Sodium Bicarbonate (baking soda)

Liquid Soap

Syringe

A green leaf

Hole Punch

Timer

Light Source (Compact Fluorescent/In cadence)

Stir sticks

Plastic cups

Beakers

Tin foil

Method

Start by labeling four plastic cups as follows

20 cm CO2 light

10 cm CO2 light

10 cm Water/ soap light

CO2 Dark

Have the two beakers labeled A and B

Take 300 ml of bicarbonate solution and put it in beaker A

To the bicarbonate solution in beaker A, add a 300 ml of water and stir.

Put 300ml of water in beaker B and add 200ml of soap solution as you stir

To beaker A, add a drop of soap solution and continue stirring as well

Hole punch 30 complete leaf disks in texture and thickness

Take out the plunger of the syringe and position ten leaf disks in the syringe barrel

Replace the plunger carefully so as to avoid crushing the leaf disk.

Draw a small amount of the infiltrate solution into the syringe from beaker A. Invert the syringe and tap the syringe to spread the leaf disks inside the infiltrate solution.

Push the plunger while drawing away as much air as you can from the syringe.

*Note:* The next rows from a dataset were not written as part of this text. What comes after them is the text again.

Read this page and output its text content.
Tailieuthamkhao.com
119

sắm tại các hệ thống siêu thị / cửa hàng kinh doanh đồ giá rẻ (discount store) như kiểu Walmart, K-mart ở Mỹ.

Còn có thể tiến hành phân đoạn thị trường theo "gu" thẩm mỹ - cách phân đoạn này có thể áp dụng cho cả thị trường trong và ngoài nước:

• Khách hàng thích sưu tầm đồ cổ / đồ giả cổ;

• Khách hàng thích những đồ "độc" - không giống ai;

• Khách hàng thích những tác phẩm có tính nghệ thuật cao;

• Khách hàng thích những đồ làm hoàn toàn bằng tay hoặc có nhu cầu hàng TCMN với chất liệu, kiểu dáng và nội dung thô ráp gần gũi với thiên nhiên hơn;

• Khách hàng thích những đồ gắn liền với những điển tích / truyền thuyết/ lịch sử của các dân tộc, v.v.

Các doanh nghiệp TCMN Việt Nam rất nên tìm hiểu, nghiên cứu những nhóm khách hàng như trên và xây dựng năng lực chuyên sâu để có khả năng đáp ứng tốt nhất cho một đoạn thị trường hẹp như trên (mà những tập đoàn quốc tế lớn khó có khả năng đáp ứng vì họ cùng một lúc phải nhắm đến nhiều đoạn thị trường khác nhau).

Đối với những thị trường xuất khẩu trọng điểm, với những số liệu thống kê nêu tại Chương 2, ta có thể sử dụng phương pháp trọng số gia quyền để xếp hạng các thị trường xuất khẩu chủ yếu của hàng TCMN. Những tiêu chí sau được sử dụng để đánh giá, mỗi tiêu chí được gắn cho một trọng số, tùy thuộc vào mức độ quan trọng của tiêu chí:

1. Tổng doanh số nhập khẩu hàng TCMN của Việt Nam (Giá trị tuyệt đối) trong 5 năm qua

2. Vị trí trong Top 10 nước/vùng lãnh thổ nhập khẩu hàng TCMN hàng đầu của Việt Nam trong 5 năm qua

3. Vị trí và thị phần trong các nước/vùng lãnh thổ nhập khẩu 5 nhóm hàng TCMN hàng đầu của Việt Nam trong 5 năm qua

Place a finger over the syringe opening channel and draw the air.

Pour the disks and the bicarbonate solution into a marked cup

Add the infiltrate solution from beaker A until almost the cup is half full

For the first trail (the first cup named cup in step one) put the light exactly 20cm below the top of the stand. For the second and third place the light 10 cm below.

Start the timing just after exposing the leaf disks to the light

Discussion

When the leaf is exposed to light, the leaf starts to produce oxygen. As the process of photosynthesis proceeds, a significant amount of oxygen is released from the outside of the leaf forming bubbles. This alters the buoyancy causing the disks to rise. When these leaf intercellular spaces are otherwise occupied with the solution, the density of the leaf rises making the leaf to sinks. Penetrating the air spaces with the bicarbonate solution, which includes a little amount of Sodium bicarbonate, makes the total mass of the leaf disk to increases causing the disk to sink. Since the rate at which the disk rises is and indirect measure of the net rate at which oxygen is produced as the process of photosynthesis is taking place. The leaf in trial 1 sunk faster indicating that the more the light, the higher the rate of photosynthesis.

Conclusion

The rate of photosynthesis is seen to be higher when both the amount of carbon dioxide and sunlight are high.